Liderança dialógica nas instituições hospitalares
INTRODUÇÃO
O estudo tem por objetivo realizar uma reflexão-teórica sobre a importância da
inserção da liderança dialógica nas instituições hospitalares, a partir do
referencial freireano. Inicialmente são apresentadas reflexões acerca da
formação de enfermeiros-líderes e na sequência uma retrospectiva histórica da
liderança, bem como os conceitos de poder, empoderamento e diálogo.
Entende-se que o referencial teórico de Freire é relevante para fundamentar a
liderança dialógica, principalmente, porque poderá contribuir na construção
prática de relações mais emancipatórias, autônomas e dialógicas entre
profissionais de saúde.
No âmago do ambiente organizacional, pode-se verificar a existência de
numerosos mitos e confusões relacionadas à liderança, bem como a criação de
clichês, que por força do uso, adquiriram a consistência de convicções. No
entanto, estes mitos devem ser rejeitados, e as confusões corrigidas, sendo que
o principal deles está vinculado à liderança nata(1).
Sob essa ótica, salienta-se que o ser humano não nasce pronto, sua construção
acontece no decorrer de sua história. Desde o nascimento, as pessoas têm seu
caráter e personalidade moldados pelo convívio com a família e coletividade.
Este fato possibilita a evolução humana, a qual consiste no resultado das
transformações do comportamento, sendo essas ensejadas por crenças, valores e
fatores ambientais. Em virtude disso, pode-se evoluir através da aquisição de
novos comportamentos e atitudes(2), sendo a liderança uma competência
profissional que pode ser desenvolvida pelo enfermeiro, afim de facilitar a
coordenação da equipe, as ações gerenciais e assistenciais.
FORMAÇÃO DO LÍDER
Diversos autores(1-6) buscam descrever o perfil dos líderes, porém em
conformidade às mudanças ocorridas no mundo do trabalho, tais características
tornaram-se dinâmicas e instáveis. Assim, as características que hoje
contribuem para exercer a liderança, num futuro próximo podem ser outras.

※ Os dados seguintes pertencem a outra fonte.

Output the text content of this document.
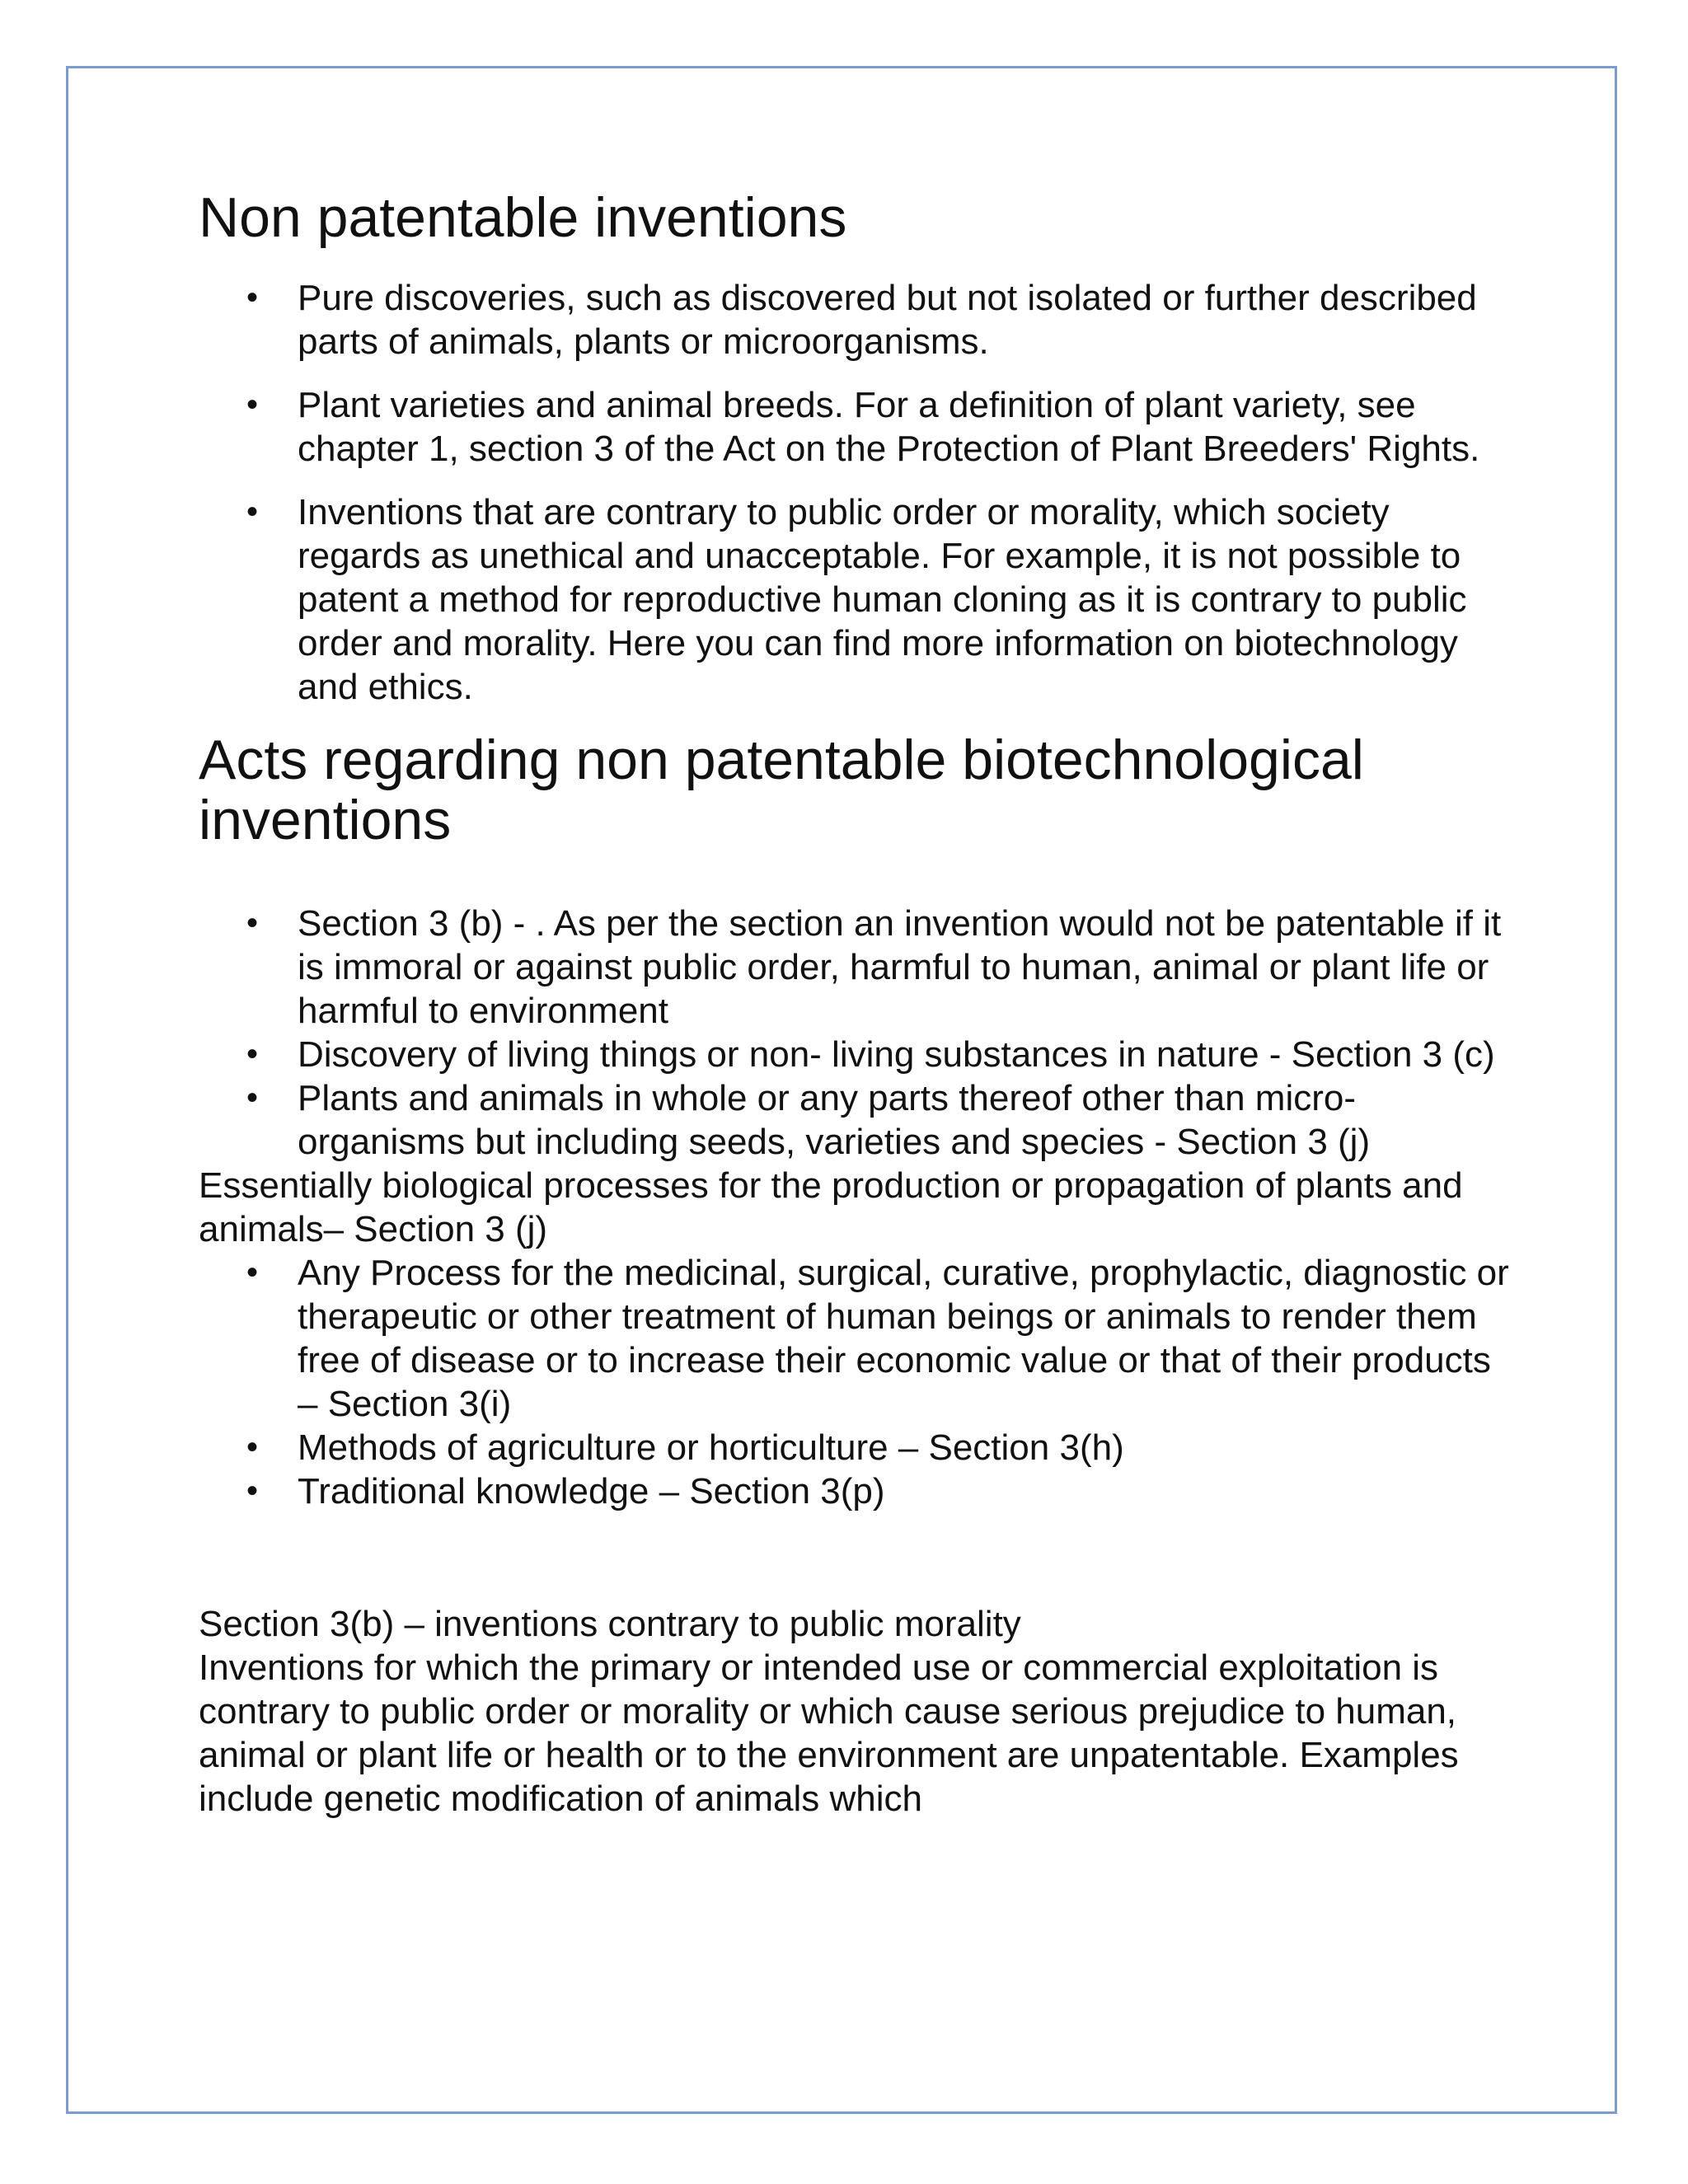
Non patentable inventions
• Pure discoveries, such as discovered but not isolated or further described parts of animals, plants or microorganisms.
• Plant varieties and animal breeds. For a definition of plant variety, see chapter 1, section 3 of the Act on the Protection of Plant Breeders' Rights.
• Inventions that are contrary to public order or morality, which society regards as unethical and unacceptable. For example, it is not possible to patent a method for reproductive human cloning as it is contrary to public order and morality. Here you can find more information on biotechnology and ethics.
Acts regarding non patentable biotechnological inventions
• Section 3 (b) - . As per the section an invention would not be patentable if it is immoral or against public order, harmful to human, animal or plant life or harmful to environment
• Discovery of living things or non- living substances in nature - Section 3 (c)
• Plants and animals in whole or any parts thereof other than micro-organisms but including seeds, varieties and species - Section 3 (j)

Essentially biological processes for the production or propagation of plants and animals– Section 3 (j)

• Any Process for the medicinal, surgical, curative, prophylactic, diagnostic or therapeutic or other treatment of human beings or animals to render them free of disease or to increase their economic value or that of their products – Section 3(i)
• Methods of agriculture or horticulture – Section 3(h)
• Traditional knowledge – Section 3(p)

Section 3(b) – inventions contrary to public morality

Inventions for which the primary or intended use or commercial exploitation is contrary to public order or morality or which cause serious prejudice to human, animal or plant life or health or to the environment are unpatentable. Examples include genetic modification of animals which
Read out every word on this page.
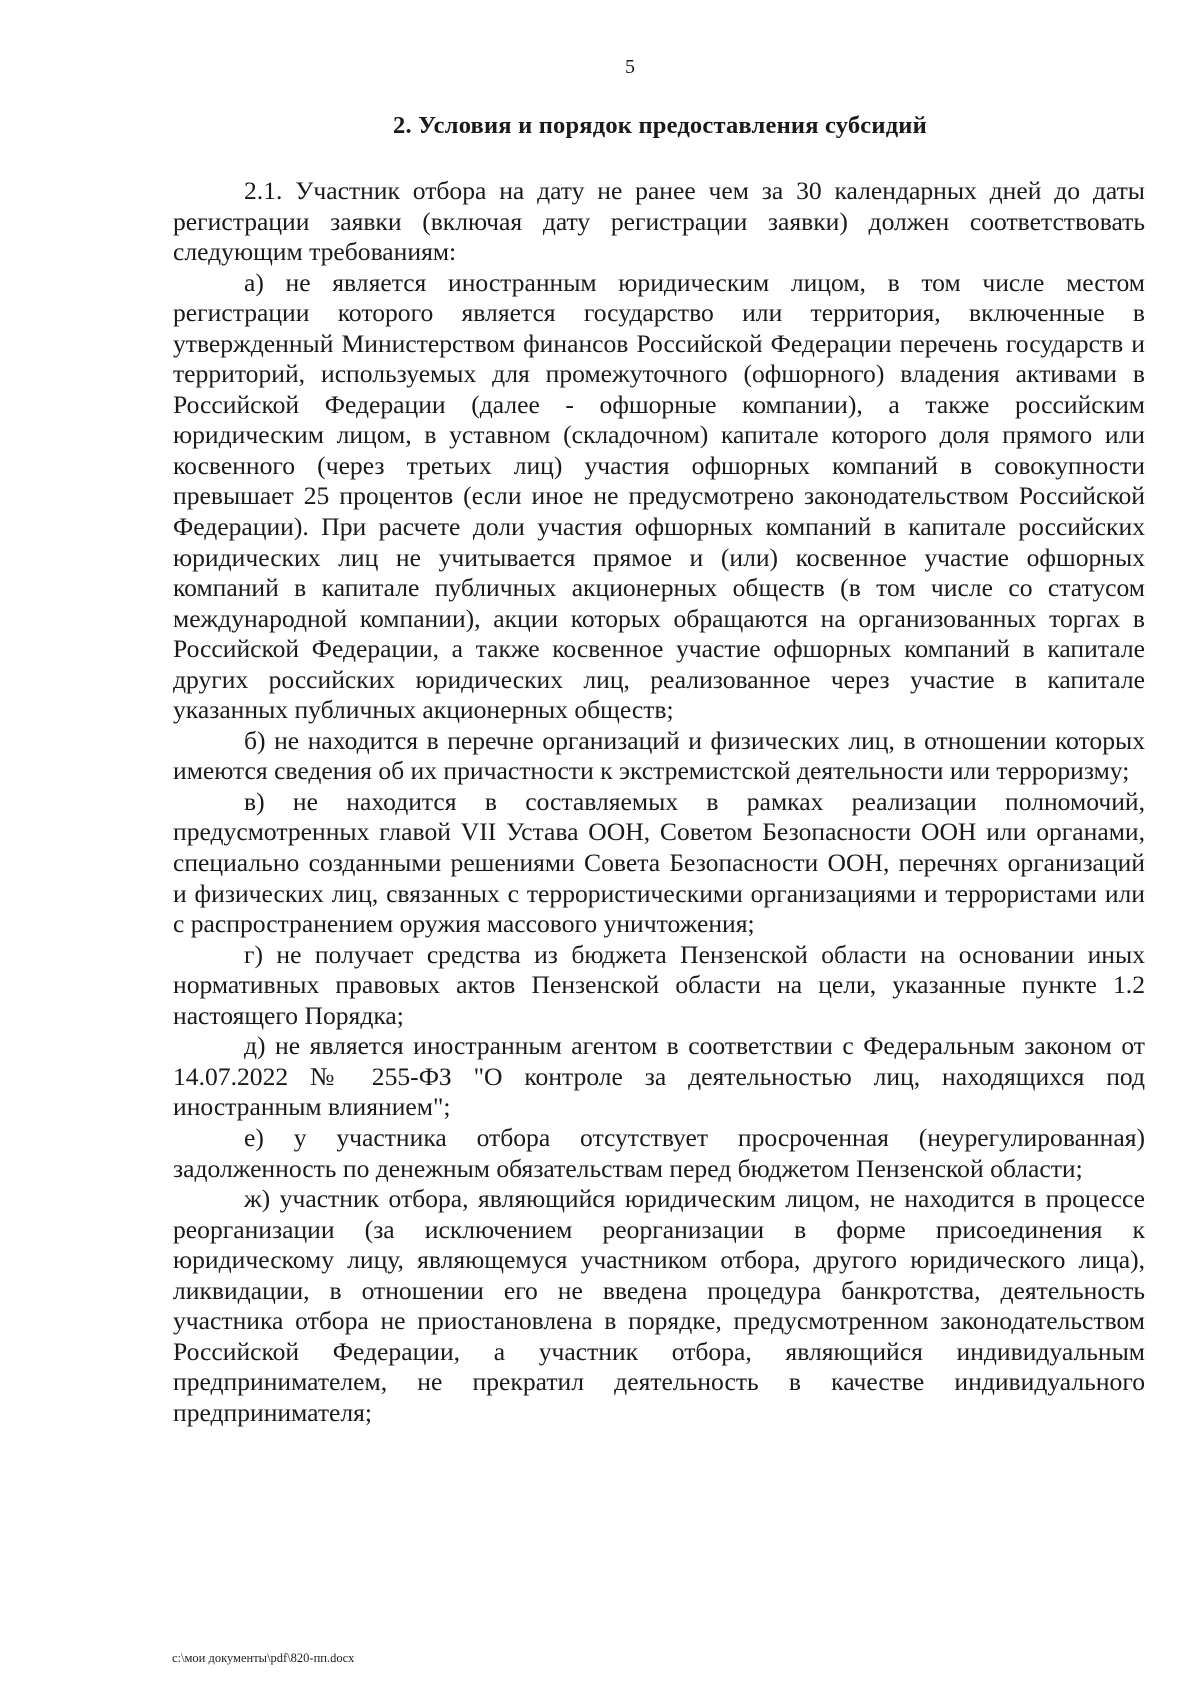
5
2. Условия и порядок предоставления субсидий

2.1. Участник отбора на дату не ранее чем за 30 календарных дней до даты регистрации заявки (включая дату регистрации заявки) должен соответствовать следующим требованиям:

а) не является иностранным юридическим лицом, в том числе местом регистрации которого является государство или территория, включенные в утвержденный Министерством финансов Российской Федерации перечень государств и территорий, используемых для промежуточного (офшорного) владения активами в Российской Федерации (далее - офшорные компании), а также российским юридическим лицом, в уставном (складочном) капитале которого доля прямого или косвенного (через третьих лиц) участия офшорных компаний в совокупности превышает 25 процентов (если иное не предусмотрено законодательством Российской Федерации). При расчете доли участия офшорных компаний в капитале российских юридических лиц не учитывается прямое и (или) косвенное участие офшорных компаний в капитале публичных акционерных обществ (в том числе со статусом международной компании), акции которых обращаются на организованных торгах в Российской Федерации, а также косвенное участие офшорных компаний в капитале других российских юридических лиц, реализованное через участие в капитале указанных публичных акционерных обществ;

б) не находится в перечне организаций и физических лиц, в отношении которых имеются сведения об их причастности к экстремистской деятельности или терроризму;

в) не находится в составляемых в рамках реализации полномочий, предусмотренных главой VII Устава ООН, Советом Безопасности ООН или органами, специально созданными решениями Совета Безопасности ООН, перечнях организаций и физических лиц, связанных с террористическими организациями и террористами или с распространением оружия массового уничтожения;

г) не получает средства из бюджета Пензенской области на основании иных нормативных правовых актов Пензенской области на цели, указанные пункте 1.2 настоящего Порядка;

д) не является иностранным агентом в соответствии с Федеральным законом от 14.07.2022 № 255-ФЗ "О контроле за деятельностью лиц, находящихся под иностранным влиянием";

е) у участника отбора отсутствует просроченная (неурегулированная) задолженность по денежным обязательствам перед бюджетом Пензенской области;

ж) участник отбора, являющийся юридическим лицом, не находится в процессе реорганизации (за исключением реорганизации в форме присоединения к юридическому лицу, являющемуся участником отбора, другого юридического лица), ликвидации, в отношении его не введена процедура банкротства, деятельность участника отбора не приостановлена в порядке, предусмотренном законодательством Российской Федерации, а участник отбора, являющийся индивидуальным предпринимателем, не прекратил деятельность в качестве индивидуального предпринимателя;

c:\мои документы\pdf\820-пп.docx
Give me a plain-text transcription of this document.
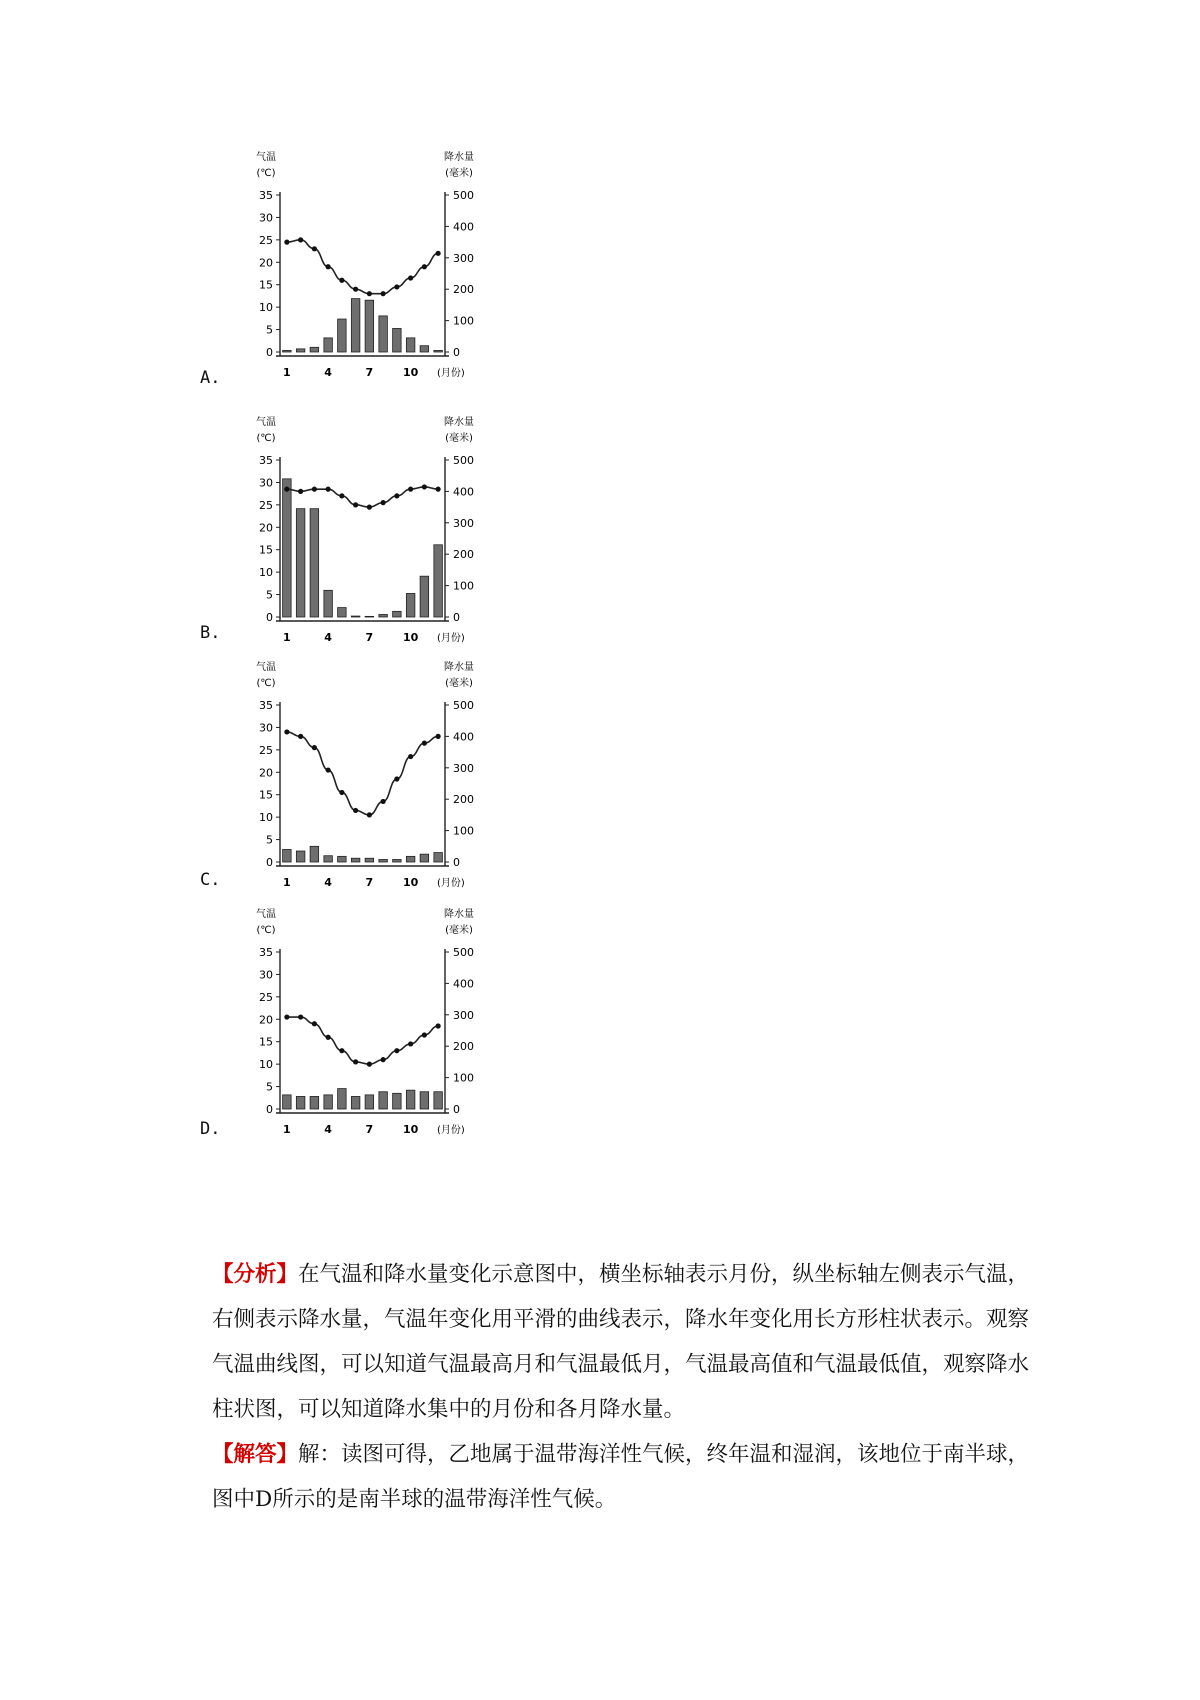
A.
气温
(℃)
降水量
(毫米)
0
5
10
15
20
25
30
35
0
100
200
300
400
500
1	4	7	10 (月份)
B.
气温
(℃)
降水量
(毫米)
0
5
10
15
20
25
30
35
0
100
200
300
400
500
1	4	7	10 (月份)
C.
气温
(℃)
降水量
(毫米)
0
5
10
15
20
25
30
35
0
100
200
300
400
500
1	4	7	10 (月份)
D.
气温
(℃)
降水量
(毫米)
0
5
10
15
20
25
30
35
0
100
200
300
400
500
1	4	7	10 (月份)

【分析】在气温和降水量变化示意图中，横坐标轴表示月份，纵坐标轴左侧表示气温，右侧表示降水量，气温年变化用平滑的曲线表示，降水年变化用长方形柱状表示。观察气温曲线图，可以知道气温最高月和气温最低月，气温最高值和气温最低值，观察降水柱状图，可以知道降水集中的月份和各月降水量。

【解答】解：读图可得，乙地属于温带海洋性气候，终年温和湿润，该地位于南半球，图中D所示的是南半球的温带海洋性气候。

Todavia, a constatação dessa realidade não nos priva da responsabilidade de
identificar as estratégias de liderança pertinente ao contexto atual da
enfermagem. Diante disso, estudos preconizam que os líderes precisam cultivar
algumas características, entre elas: comprometimento, comunicação, competência,
saber ouvir, responsabilidade, visão, saber trabalhar em equipe, coerência, bom
humor, ética, flexibilidade e talento para estabelecer relacionamentos
interpessoais saudáveis(3-5).
Dessa forma, o desenvolvimento contínuo é o fator chave para o aprimoramento da
liderança(2,4). Diante de tal premissa, o líder pode ser descrito como um
produto não-determinado, sua formação não se esgota nos cursos que venha a
concluir ou nas experiências profissionais acumuladas. Isso significa que, de
certa forma, nunca estará pronto, sendo assim, o investimento em sua
aprendizagem deve ser permanente(6). Com isso, o estudo e a sensibilização
quanto a importância da liderança deve ter início na formação dos profissionais
e ao longo de suas atividades laborais.
As instituições hospitalares também possuem participação importante nesse
processo, uma vez que são responsáveis pela educação permanente de seus
profissionais, mediante a disponibilização de subsídios práticos e teóricos que
favorecem a formação de enfermeiros-líderes, politizados, críticos, reflexivos,
capazes de aprender a aprender e de atuar de forma democrática através da
liderança dialógica. Por outro lado, se observa que apesar das contribuições
práticas e teóricas fornecidas aos enfermeiros para a construção da liderança,
existem outros aspectos, entre eles as políticas públicas, políticas
institucionais, perfil individual, os quais interferem na formação do líder, o
que de certa forma justifica a singularidade e complexidade na formação desse
profissional e sua capacidade de tornar-se ou não um líder.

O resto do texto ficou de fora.